A cidade tem vizinhos e estranhos, estou de pé a observar o rio, no miradouro fico com o olhar à altura dos telhados e dos sótãos, num estranho desequilíbrio de patamares, colinas e escalas. As vistas são largas e eu estou num largo. Uma cidade tem tantos tamanhos. Já me perdi em livros pequenos e encontrei rapidamente a saída em grandes. Uns são auto-estradas, construções novas, têm elevadores, outros são ruas escorregadias, prédios antigos de muitos andares, há que trepar e arfar, há soalhos gastos, humidades, tábuas que rangem. A cidade tem avenidas compridas, bairros, gente à janela, personagens, quem será aquele homem que vi? Estava com a cabeça de fora, a janela era rente ao chão. Como num livro, por vezes sinto que não serei capaz de subir aquela rua, é demasiado inclinada, já não consigo, se fosse mais nova. Nunca apanho o eléctrico, mas o vento dentro dele é fresco, a madeira é antiga. 
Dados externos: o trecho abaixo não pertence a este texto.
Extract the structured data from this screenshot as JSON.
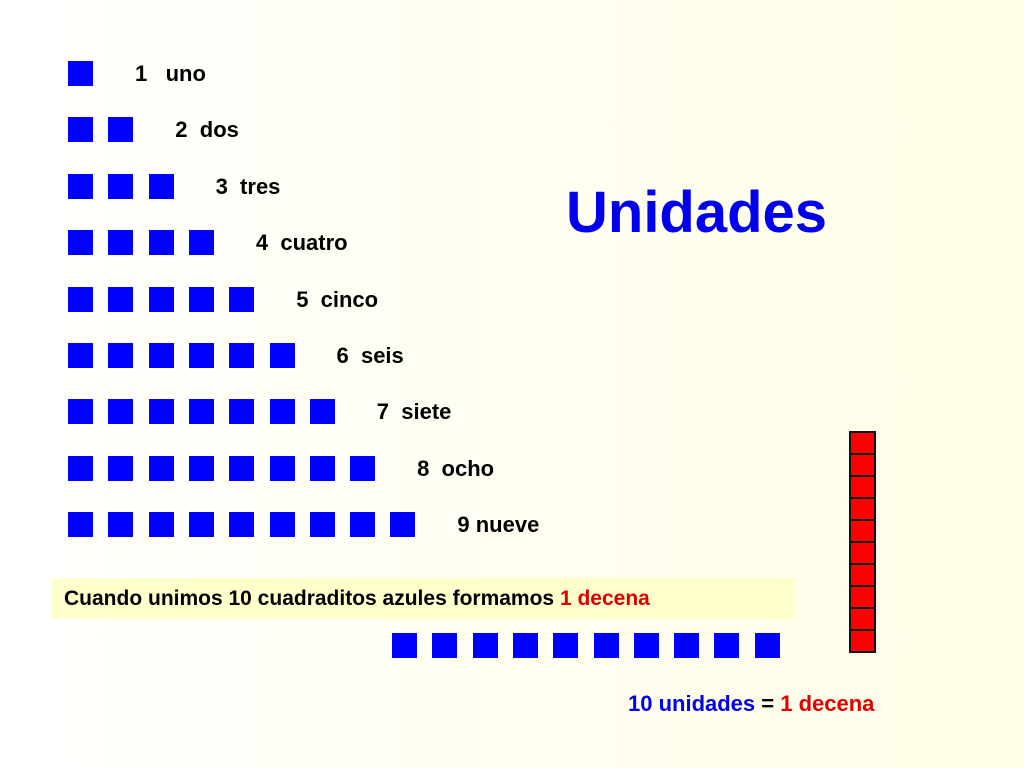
{
  "title": "Unidades",
  "rows": [
    {
      "count": 1,
      "label": "1   uno"
    },
    {
      "count": 2,
      "label": "2  dos"
    },
    {
      "count": 3,
      "label": "3  tres"
    },
    {
      "count": 4,
      "label": "4  cuatro"
    },
    {
      "count": 5,
      "label": "5  cinco"
    },
    {
      "count": 6,
      "label": "6  seis"
    },
    {
      "count": 7,
      "label": "7  siete"
    },
    {
      "count": 8,
      "label": "8  ocho"
    },
    {
      "count": 9,
      "label": "9 nueve"
    }
  ],
  "note": {
    "text": "Cuando unimos 10 cuadraditos azules formamos ",
    "highlight": "1 decena"
  },
  "bottom_row_count": 10,
  "rod_cells": 10,
  "equation": {
    "left": "10 unidades",
    "equals": " = ",
    "right": "1 decena"
  },
  "colors": {
    "unit": "#0000ff",
    "ten": "#ff0000",
    "note_bg": "#ffffcc"
  }
}
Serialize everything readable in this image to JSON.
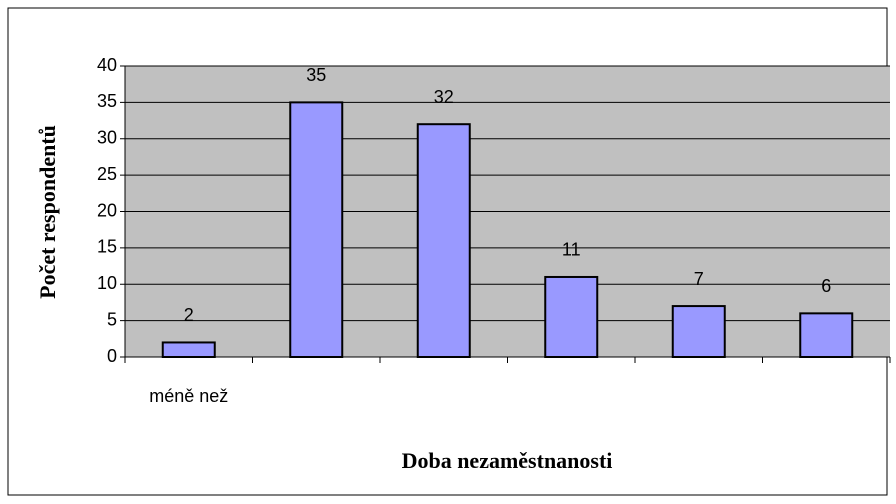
{
  "chart_data": {
    "type": "bar",
    "y_label": "Počet respondentů",
    "x_label": "Doba nezaměstnanosti",
    "categories": [
      "méně než",
      null,
      null,
      null,
      null,
      null
    ],
    "values": [
      2,
      35,
      32,
      11,
      7,
      6
    ],
    "color": "#9999ff",
    "ylim": [
      0,
      40
    ],
    "yticks": [
      0,
      5,
      10,
      15,
      20,
      25,
      30,
      35,
      40
    ],
    "grid": true
  }
}
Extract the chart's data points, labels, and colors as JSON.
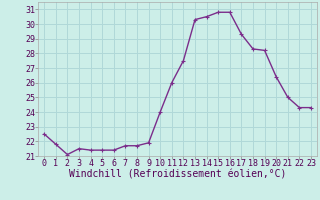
{
  "x": [
    0,
    1,
    2,
    3,
    4,
    5,
    6,
    7,
    8,
    9,
    10,
    11,
    12,
    13,
    14,
    15,
    16,
    17,
    18,
    19,
    20,
    21,
    22,
    23
  ],
  "y": [
    22.5,
    21.8,
    21.1,
    21.5,
    21.4,
    21.4,
    21.4,
    21.7,
    21.7,
    21.9,
    24.0,
    26.0,
    27.5,
    30.3,
    30.5,
    30.8,
    30.8,
    29.3,
    28.3,
    28.2,
    26.4,
    25.0,
    24.3,
    24.3
  ],
  "line_color": "#7b2d8b",
  "marker": "+",
  "marker_size": 3,
  "xlabel": "Windchill (Refroidissement éolien,°C)",
  "xlabel_fontsize": 7,
  "ylim": [
    21,
    31.5
  ],
  "yticks": [
    21,
    22,
    23,
    24,
    25,
    26,
    27,
    28,
    29,
    30,
    31
  ],
  "xticks": [
    0,
    1,
    2,
    3,
    4,
    5,
    6,
    7,
    8,
    9,
    10,
    11,
    12,
    13,
    14,
    15,
    16,
    17,
    18,
    19,
    20,
    21,
    22,
    23
  ],
  "grid_color": "#b0d8d8",
  "bg_color": "#cceee8",
  "tick_fontsize": 6,
  "line_width": 1.0
}
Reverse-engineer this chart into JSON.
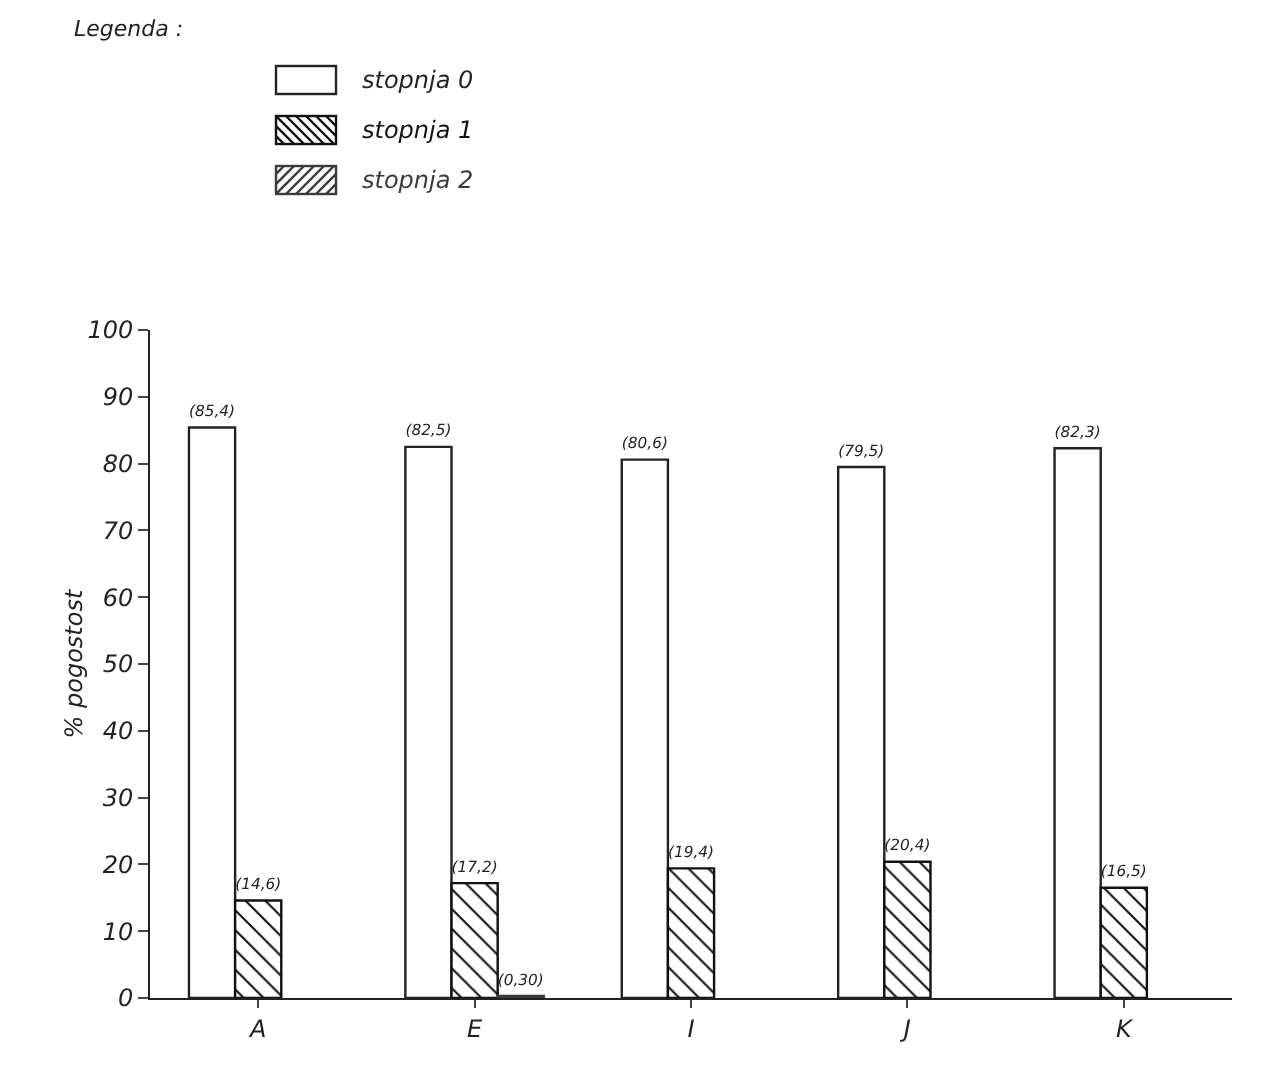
{
  "chart_data": {
    "type": "bar",
    "legend_title": "Legenda :",
    "ylabel": "% pogostost",
    "categories": [
      "A",
      "E",
      "I",
      "J",
      "K"
    ],
    "series": [
      {
        "name": "stopnja 0",
        "color": "#ffffff",
        "values": [
          85.4,
          82.5,
          80.6,
          79.5,
          82.3
        ],
        "value_labels": [
          "(85,4)",
          "(82,5)",
          "(80,6)",
          "(79,5)",
          "(82,3)"
        ]
      },
      {
        "name": "stopnja 1",
        "color": "#111111",
        "values": [
          14.6,
          17.2,
          19.4,
          20.4,
          16.5
        ],
        "value_labels": [
          "(14,6)",
          "(17,2)",
          "(19,4)",
          "(20,4)",
          "(16,5)"
        ]
      },
      {
        "name": "stopnja 2",
        "color": "#3a3a3a",
        "values": [
          null,
          0.3,
          null,
          null,
          null
        ],
        "value_labels": [
          null,
          "(0,30)",
          null,
          null,
          null
        ]
      }
    ],
    "ylim": [
      0,
      100
    ],
    "yticks": [
      0,
      10,
      20,
      30,
      40,
      50,
      60,
      70,
      80,
      90,
      100
    ],
    "grid": false,
    "legend": "top left"
  }
}
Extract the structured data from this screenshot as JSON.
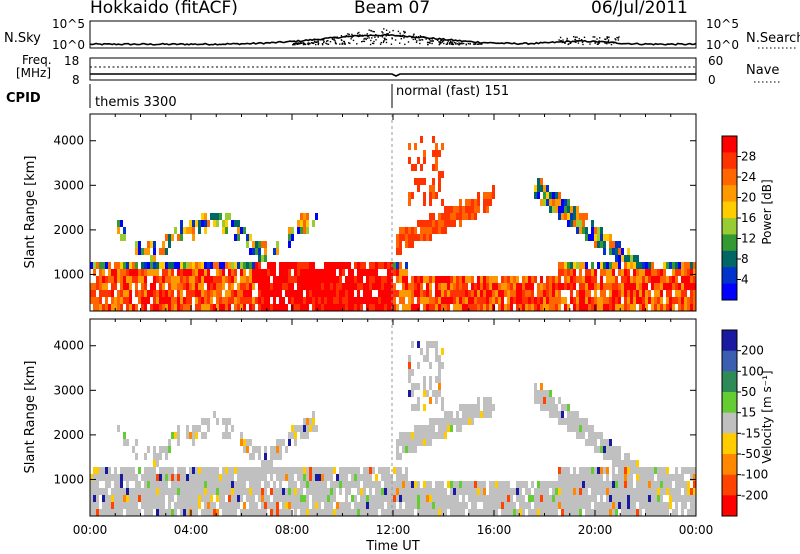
{
  "header": {
    "station": "Hokkaido (fitACF)",
    "beam": "Beam 07",
    "date": "06/Jul/2011"
  },
  "top_panels": {
    "nsky_label": "N.Sky",
    "nsky_ticks": [
      "10^5",
      "10^0"
    ],
    "nsearch_label": "N.Search",
    "freq_label_1": "Freq.",
    "freq_label_2": "[MHz]",
    "freq_ticks": [
      "18",
      "8"
    ],
    "nave_label": "Nave",
    "nave_ticks": [
      "60",
      "0"
    ],
    "cpid_label": "CPID",
    "cpid_segments": [
      "themis 3300",
      "normal (fast) 151"
    ]
  },
  "power_colorbar": {
    "title": "Power [dB]",
    "ticks": [
      "28",
      "24",
      "20",
      "16",
      "12",
      "8",
      "4"
    ],
    "colors": [
      "#ff0000",
      "#ff3300",
      "#ff6600",
      "#ff9900",
      "#ffcc00",
      "#99cc33",
      "#339933",
      "#006666",
      "#0033cc",
      "#0000ff"
    ]
  },
  "velocity_colorbar": {
    "title": "Velocity [m s⁻¹]",
    "ticks": [
      "200",
      "100",
      "50",
      "15",
      "-15",
      "-50",
      "-100",
      "-200"
    ],
    "colors": [
      "#1a1aa0",
      "#3a5fb0",
      "#2e8b57",
      "#66cc33",
      "#c0c0c0",
      "#ffcc00",
      "#ff8800",
      "#ff4400",
      "#ff0000"
    ]
  },
  "chart_data": [
    {
      "type": "heatmap",
      "name": "power",
      "xlabel": "",
      "ylabel": "Slant Range [km]",
      "x_ticks": [
        "00:00",
        "04:00",
        "08:00",
        "12:00",
        "16:00",
        "20:00",
        "00:00"
      ],
      "y_ticks": [
        "1000",
        "2000",
        "3000",
        "4000"
      ],
      "xlim_hours": [
        0,
        24
      ],
      "ylim_km": [
        180,
        4600
      ],
      "grid": false
    },
    {
      "type": "heatmap",
      "name": "velocity",
      "xlabel": "Time UT",
      "ylabel": "Slant Range [km]",
      "x_ticks": [
        "00:00",
        "04:00",
        "08:00",
        "12:00",
        "16:00",
        "20:00",
        "00:00"
      ],
      "y_ticks": [
        "1000",
        "2000",
        "3000",
        "4000"
      ],
      "xlim_hours": [
        0,
        24
      ],
      "ylim_km": [
        180,
        4600
      ],
      "grid": false
    }
  ]
}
Azulejos desirmanados, flores em varandas, roupa a secar, uma cidade não pode estar fora do sítio e, no entanto, está. Como um livro: escrito ou desenhado e, no entanto, tantas vezes o que se lê não está escrito nem desenhado. Há mistérios em bosques e em cidades. Caras que nunca vou saber quem são no metro. Há poemas e livros que renascem. Nunca são os mesmos, renovam-se connosco. As caminhadas numa cidade também. Já passei por ali tantas vezes e nunca tinha reparado naquela placa, a dizer que naquela casa nasceu aquela pessoa. A roupa a secar naquela varanda muda todos os dias. Talvez até o rio que se avista dos miradouros, dos telhados e dos sótãos, mude. Eu não sou a mesma. Canso-me muito mais agora, só nunca de andar a pé.